What causes lumber to twist in a dehumidification kiln? March 20, 2001

Q.
I have a small dehumidification kiln and have problems with wood twisting, mostly cherry and poplar. What causes this?

Forum Responses
One major cause is the sawing pattern--whether they saw parallel to the bark or not. Another is tree genetics.

Gene Wengert, forum technical advisor



Couldn't the twisting be because the drying schedule is used in the second phase of the drying...high temperature? In addition, what about sticker placement? We are drying 2 and 3A com lumber and we see some twist due to sawing and defects, but it is minimal if handled properly.
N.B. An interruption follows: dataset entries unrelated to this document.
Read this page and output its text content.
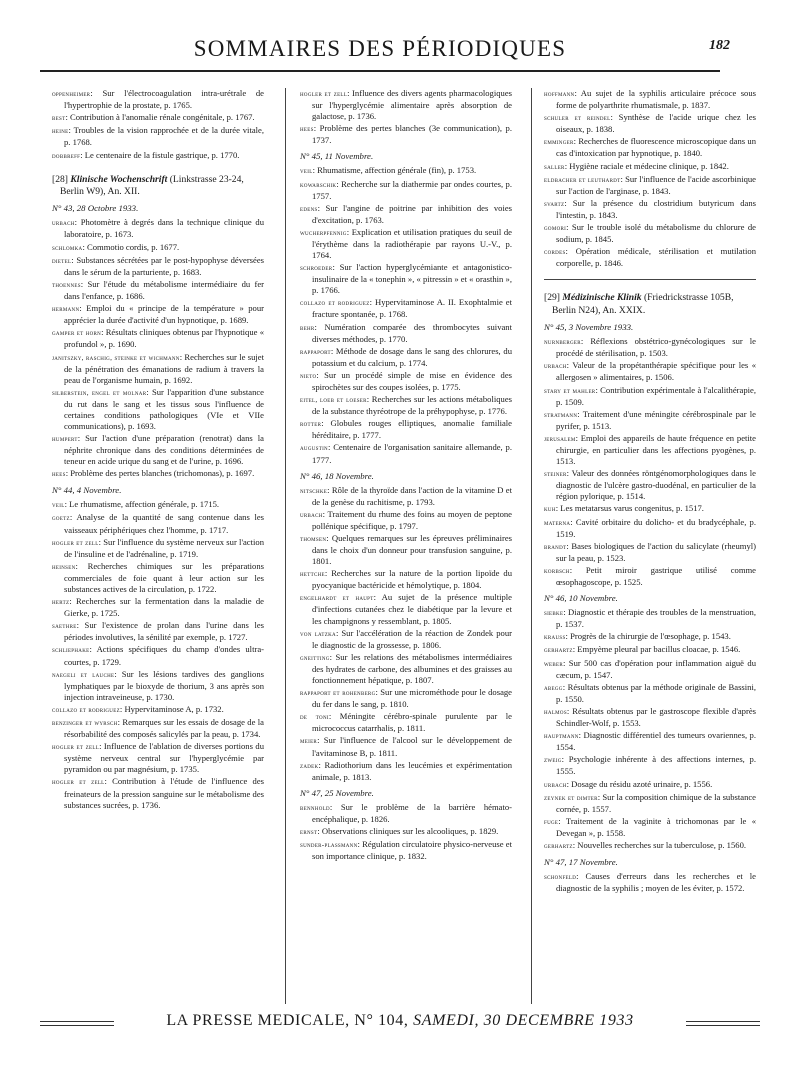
SOMMAIRES DES PÉRIODIQUES	182
oppenheimer: Sur l'électrocoagulation intra-urétrale de l'hypertrophie de la prostate, p. 1765.
best: Contribution à l'anomalie rénale congénitale, p. 1767.
heine: Troubles de la vision rapprochée et de la durée vitale, p. 1768.
dobbreff: Le centenaire de la fistule gastrique, p. 1770.
[28] Klinische Wochenschrift (Linkstrasse 23-24, Berlin W9), An. XII.
N° 43, 28 Octobre 1933.
urbach: Photomètre à degrés dans la technique clinique du laboratoire, p. 1673.
schlomka: Commotio cordis, p. 1677.
dietel: Substances sécrétées par le post-hypophyse déversées dans le sérum de la parturiente, p. 1683.
thoennes: Sur l'étude du métabolisme intermédiaire du fer dans l'enfance, p. 1686.
hermann: Emploi du « principe de la température » pour apprécier la durée d'activité d'un hypnotique, p. 1689.
gamper et horn: Résultats cliniques obtenus par l'hypnotique « profundol », p. 1690.
janitszky, raschig, steinke et wichmann: Recherches sur le sujet de la pénétration des émanations de radium à travers la peau de l'organisme humain, p. 1692.
silberstein, engel et molnar: Sur l'apparition d'une substance du rut dans le sang et les tissus sous l'influence de certaines conditions pathologiques (VIe et VIIe communications), p. 1693.
humpert: Sur l'action d'une préparation (renotrat) dans la néphrite chronique dans des conditions déterminées de teneur en acide urique du sang et de l'urine, p. 1696.
hees: Problème des pertes blanches (trichomonas), p. 1697.
N° 44, 4 Novembre.
veil: Le rhumatisme, affection générale, p. 1715.
goetz: Analyse de la quantité de sang contenue dans les vaisseaux périphériques chez l'homme, p. 1717.
hogler et zell: Sur l'influence du système nerveux sur l'action de l'insuline et de l'adrénaline, p. 1719.
heinsen: Recherches chimiques sur les préparations commerciales de foie quant à leur action sur les substances actives de la circulation, p. 1722.
hertz: Recherches sur la fermentation dans la maladie de Gierke, p. 1725.
saethre: Sur l'existence de prolan dans l'urine dans les périodes involutives, la sénilité par exemple, p. 1727.
schliephake: Actions spécifiques du champ d'ondes ultra-courtes, p. 1729.
naegeli et lauche: Sur les lésions tardives des ganglions lymphatiques par le bioxyde de thorium, 3 ans après son injection intraveineuse, p. 1730.
collazo et rodriguez: Hypervitaminose A, p. 1732.
benzinger et wyrsch: Remarques sur les essais de dosage de la résorbabilité des composés salicylés par la peau, p. 1734.
hogler et zell: Influence de l'ablation de diverses portions du système nerveux central sur l'hyperglycémie par pyramidon ou par magnésium, p. 1735.
hogler et zell: Contribution à l'étude de l'influence des freinateurs de la pression sanguine sur le métabolisme des substances sucrées, p. 1736.
hogler et zell: Influence des divers agents pharmacologiques sur l'hyperglycémie alimentaire après absorption de galactose, p. 1736.
hees: Problème des pertes blanches (3e communication), p. 1737.
N° 45, 11 Novembre.
veil: Rhumatisme, affection générale (fin), p. 1753.
kowarschik: Recherche sur la diathermie par ondes courtes, p. 1757.
edens: Sur l'angine de poitrine par inhibition des voies d'excitation, p. 1763.
wucherpfennig: Explication et utilisation pratiques du seuil de l'érythème dans la radiothérapie par rayons U.-V., p. 1764.
schroeder: Sur l'action hyperglycémiante et antagonistico-insulinaire de la « tonephin », « pitressin » et « orasthin », p. 1766.
collazo et rodriguez: Hypervitaminose A. II. Exophtalmie et fracture spontanée, p. 1768.
behr: Numération comparée des thrombocytes suivant diverses méthodes, p. 1770.
rappaport: Méthode de dosage dans le sang des chlorures, du potassium et du calcium, p. 1774.
nieto: Sur un procédé simple de mise en évidence des spirochètes sur des coupes isolées, p. 1775.
eitel, loeb et loeser: Recherches sur les actions métaboliques de la substance thyréotrope de la préhypophyse, p. 1776.
rotter: Globules rouges elliptiques, anomalie familiale héréditaire, p. 1777.
augustin: Centenaire de l'organisation sanitaire allemande, p. 1777.
N° 46, 18 Novembre.
nitschke: Rôle de la thyroïde dans l'action de la vitamine D et de la genèse du rachitisme, p. 1793.
urbach: Traitement du rhume des foins au moyen de peptone pollénique spécifique, p. 1797.
thomsen: Quelques remarques sur les épreuves préliminaires dans le choix d'un donneur pour transfusion sanguine, p. 1801.
hettche: Recherches sur la nature de la portion lipoïde du pyocyanique bactéricide et hémolytique, p. 1804.
engelhardt et haupt: Au sujet de la présence multiple d'infections cutanées chez le diabétique par la levure et les champignons y ressemblant, p. 1805.
von latzka: Sur l'accélération de la réaction de Zondek pour le diagnostic de la grossesse, p. 1806.
gneitting: Sur les relations des métabolismes intermédiaires des hydrates de carbone, des albumines et des graisses au fonctionnement hépatique, p. 1807.
rappaport et rohenberg: Sur une microméthode pour le dosage du fer dans le sang, p. 1810.
de toni: Méningite cérébro-spinale purulente par le micrococcus catarrhalis, p. 1811.
meier: Sur l'influence de l'alcool sur le développement de l'avitaminose B, p. 1811.
zadek: Radiothorium dans les leucémies et expérimentation animale, p. 1813.
N° 47, 25 Novembre.
bennhold: Sur le problème de la barrière hémato-encéphalique, p. 1826.
ernst: Observations cliniques sur les alcooliques, p. 1829.
sunder-plassmann: Régulation circulatoire physico-nerveuse et son importance clinique, p. 1832.
hoffmann: Au sujet de la syphilis articulaire précoce sous forme de polyarthrite rhumatismale, p. 1837.
schuler et reindel: Synthèse de l'acide urique chez les oiseaux, p. 1838.
emminger: Recherches de fluorescence microscopique dans un cas d'intoxication par hypnotique, p. 1840.
saller: Hygiène raciale et médecine clinique, p. 1842.
eldbacher et leuthardt: Sur l'influence de l'acide ascorbinique sur l'action de l'arginase, p. 1843.
svartz: Sur la présence du clostridium butyricum dans l'intestin, p. 1843.
gomori: Sur le trouble isolé du métabolisme du chlorure de sodium, p. 1845.
cordes: Opération médicale, stérilisation et mutilation corporelle, p. 1846.
[29] Médizinische Klinik (Friedrickstrasse 105B, Berlin N24), An. XXIX.
N° 45, 3 Novembre 1933.
nurnberger: Réflexions obstétrico-gynécologiques sur le procédé de stérilisation, p. 1503.
urbach: Valeur de la propétanthérapie spécifique pour les « allergosen » alimentaires, p. 1506.
stary et mahler: Contribution expérimentale à l'alcalithérapie, p. 1509.
stratmann: Traitement d'une méningite cérébrospinale par le pyrifer, p. 1513.
jerusalem: Emploi des appareils de haute fréquence en petite chirurgie, en particulier dans les affections pyogènes, p. 1513.
steiner: Valeur des données röntgénomorphologiques dans le diagnostic de l'ulcère gastro-duodénal, en particulier de la région pylorique, p. 1514.
kuh: Les metatarsus varus congenitus, p. 1517.
materna: Cavité orbitaire du dolicho- et du bradycéphale, p. 1519.
brandt: Bases biologiques de l'action du salicylate (rheumyl) sur la peau, p. 1523.
korbsch: Petit miroir gastrique utilisé comme œsophagoscope, p. 1525.
N° 46, 10 Novembre.
siebke: Diagnostic et thérapie des troubles de la menstruation, p. 1537.
krauss: Progrès de la chirurgie de l'œsophage, p. 1543.
gerhartz: Empyème pleural par bacillus cloacae, p. 1546.
weber: Sur 500 cas d'opération pour inflammation aiguë du cæcum, p. 1547.
abegg: Résultats obtenus par la méthode originale de Bassini, p. 1550.
halmos: Résultats obtenus par le gastroscope flexible d'après Schindler-Wolf, p. 1553.
hauptmann: Diagnostic différentiel des tumeurs ovariennes, p. 1554.
zweig: Psychologie inhérente à des affections internes, p. 1555.
urbach: Dosage du résidu azoté urinaire, p. 1556.
zeynek et dimter: Sur la composition chimique de la substance cornée, p. 1557.
fuge: Traitement de la vaginite à trichomonas par le « Devegan », p. 1558.
gerhartz: Nouvelles recherches sur la tuberculose, p. 1560.
N° 47, 17 Novembre.
schonfeld: Causes d'erreurs dans les recherches et le diagnostic de la syphilis ; moyen de les éviter, p. 1572.
LA PRESSE MEDICALE, N° 104, SAMEDI, 30 DECEMBRE 1933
Twisting is not caused by drying, although with slow (humid) drying and warmer temperatures, twisting will be more.

Gene Wengert, forum technical advisor



I have been drying at a very low temperature--about 42 degrees C. I have always been told the lower the temperature, the better the quality. Am I wrong? I also place my stickers about 24" OC. I always air dry to about 20% before I place the lumber in the kiln.


Everything you state is okay if you do not let the lumber regain moisture when you start the kiln. The 24" spacing is widely used.

Tension set (also called casehardening) will help prevent warp--so using a harsh schedule (low RH) is indeed a good idea (so long as you do not check the wood).

Gene Wengert, forum technical advisor



You can test for a tendency to twist. I split a length of log into quarters. I split off a tangent piece and a quarter piece. I flatten one side with a jointer. I then band saw a piece off each that is about 1/4" thick. I dry these in a warm, dry area without restraint. If the wood has any tendencies to warp or twist, they will show up quickly. I have had some wood samples from good trees that dried almost perfectly flat without any restraint. When I milled the logs and air dried the lumber, it also dried without warp.